What is a Digital Certificate?
A digital certificate is a tool much like a password. In Public Key Infrastructure digital certificates confirm the identity of network traffic. A digital certificate proves that you are who you say you are when operating within a network.
Digital certificates ensure encryption of end to end communication. For instance, preventing malicious users from accessing the information sent through your packets. Certificates also provide non-repudiation services. Thus ensuring a user cannot deny they signed a certificate.
How do Certificates work?
A digital signature ensures the authenticity of a document, email, or other data. This relies on key pairs. Decryption requires a private key pair.
To receive linked keys, you need a digital certificate. The certificate allows you to access both the public and private keys in question.
The role of the Digital Certificate Authority
The Certificate Authority or CA acts as a trusted third-party. Then the CA verifies the identity of those generating key pairs. Those applying for a certificate submit a Certificate Signing Request or CSR. The CSR is a file with the information included in the certificate. This will be the domain name, organisation and other information.

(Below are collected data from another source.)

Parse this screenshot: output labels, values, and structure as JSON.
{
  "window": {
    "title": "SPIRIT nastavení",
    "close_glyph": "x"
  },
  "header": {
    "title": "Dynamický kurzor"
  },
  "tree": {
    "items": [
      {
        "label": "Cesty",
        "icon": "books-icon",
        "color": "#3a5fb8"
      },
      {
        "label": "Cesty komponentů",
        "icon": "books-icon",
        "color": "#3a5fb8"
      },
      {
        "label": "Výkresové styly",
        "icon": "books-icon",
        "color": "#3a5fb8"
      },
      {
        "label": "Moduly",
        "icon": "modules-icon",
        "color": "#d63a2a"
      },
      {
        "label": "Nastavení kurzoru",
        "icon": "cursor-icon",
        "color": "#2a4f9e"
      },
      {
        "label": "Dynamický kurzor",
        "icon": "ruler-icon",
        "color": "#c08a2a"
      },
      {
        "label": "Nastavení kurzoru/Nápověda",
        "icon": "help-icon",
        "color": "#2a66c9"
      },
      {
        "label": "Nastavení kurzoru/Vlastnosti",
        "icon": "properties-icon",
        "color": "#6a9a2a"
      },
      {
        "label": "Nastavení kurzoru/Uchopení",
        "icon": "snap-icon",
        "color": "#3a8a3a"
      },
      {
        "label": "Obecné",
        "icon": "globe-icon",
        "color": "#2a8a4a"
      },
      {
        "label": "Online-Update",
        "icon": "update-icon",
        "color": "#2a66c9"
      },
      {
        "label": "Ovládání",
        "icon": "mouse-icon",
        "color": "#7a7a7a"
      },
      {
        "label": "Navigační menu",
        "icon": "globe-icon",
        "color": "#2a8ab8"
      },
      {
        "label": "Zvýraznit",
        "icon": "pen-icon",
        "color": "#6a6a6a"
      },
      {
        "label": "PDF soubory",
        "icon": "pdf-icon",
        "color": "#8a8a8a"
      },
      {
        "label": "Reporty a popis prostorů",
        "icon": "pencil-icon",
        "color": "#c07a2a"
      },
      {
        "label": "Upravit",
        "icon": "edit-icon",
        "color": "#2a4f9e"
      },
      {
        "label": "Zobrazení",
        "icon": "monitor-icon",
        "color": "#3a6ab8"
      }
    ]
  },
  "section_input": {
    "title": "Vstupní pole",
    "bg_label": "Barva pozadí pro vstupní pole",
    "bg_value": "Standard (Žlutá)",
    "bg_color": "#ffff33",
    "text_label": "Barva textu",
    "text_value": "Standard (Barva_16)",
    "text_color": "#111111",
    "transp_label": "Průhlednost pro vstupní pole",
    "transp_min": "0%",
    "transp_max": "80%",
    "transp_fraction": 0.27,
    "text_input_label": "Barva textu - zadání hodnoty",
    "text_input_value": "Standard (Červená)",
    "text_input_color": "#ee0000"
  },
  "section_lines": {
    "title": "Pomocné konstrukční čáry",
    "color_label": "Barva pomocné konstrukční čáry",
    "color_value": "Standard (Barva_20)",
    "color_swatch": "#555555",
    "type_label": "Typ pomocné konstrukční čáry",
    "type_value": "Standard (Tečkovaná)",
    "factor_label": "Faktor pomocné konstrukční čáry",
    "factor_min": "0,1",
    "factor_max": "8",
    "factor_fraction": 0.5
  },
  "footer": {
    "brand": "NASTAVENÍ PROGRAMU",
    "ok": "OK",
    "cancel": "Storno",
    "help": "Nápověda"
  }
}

A trusted Public Key Infrastructure requires a certificate in the X.509 V3 format. These certificates specialise in the inclusion of data known as ‘extensions’. Browsers might choose to ignore invalid, non-critical extensions, but must process critical extensions.
Digital Certificate Validation Process
Cryptographic signatures make use of a private key to sign certificates, providing non-repudiation. Browsers will act by validating a certification path for X.509 certificates. Using the root certificate, a browser will confirm the certificate path
There are two types of confirmation for certificate revocation and identification. CRL’s (Certificate Revocation Lists). A Certificate Revocation List provides a time-stamped list of revoked certificates. However, in most cases the OSCP (Online Certificate Status Protocol) has replaced CRL’s.
OSCP is an online protocol designed to check the validity of a certificate via an OCSP client. In most cases the client is a browser. The browser will allow a client to query the issuing CA via the OSCP server. The server will respond telling the client if the certificate is valid and why.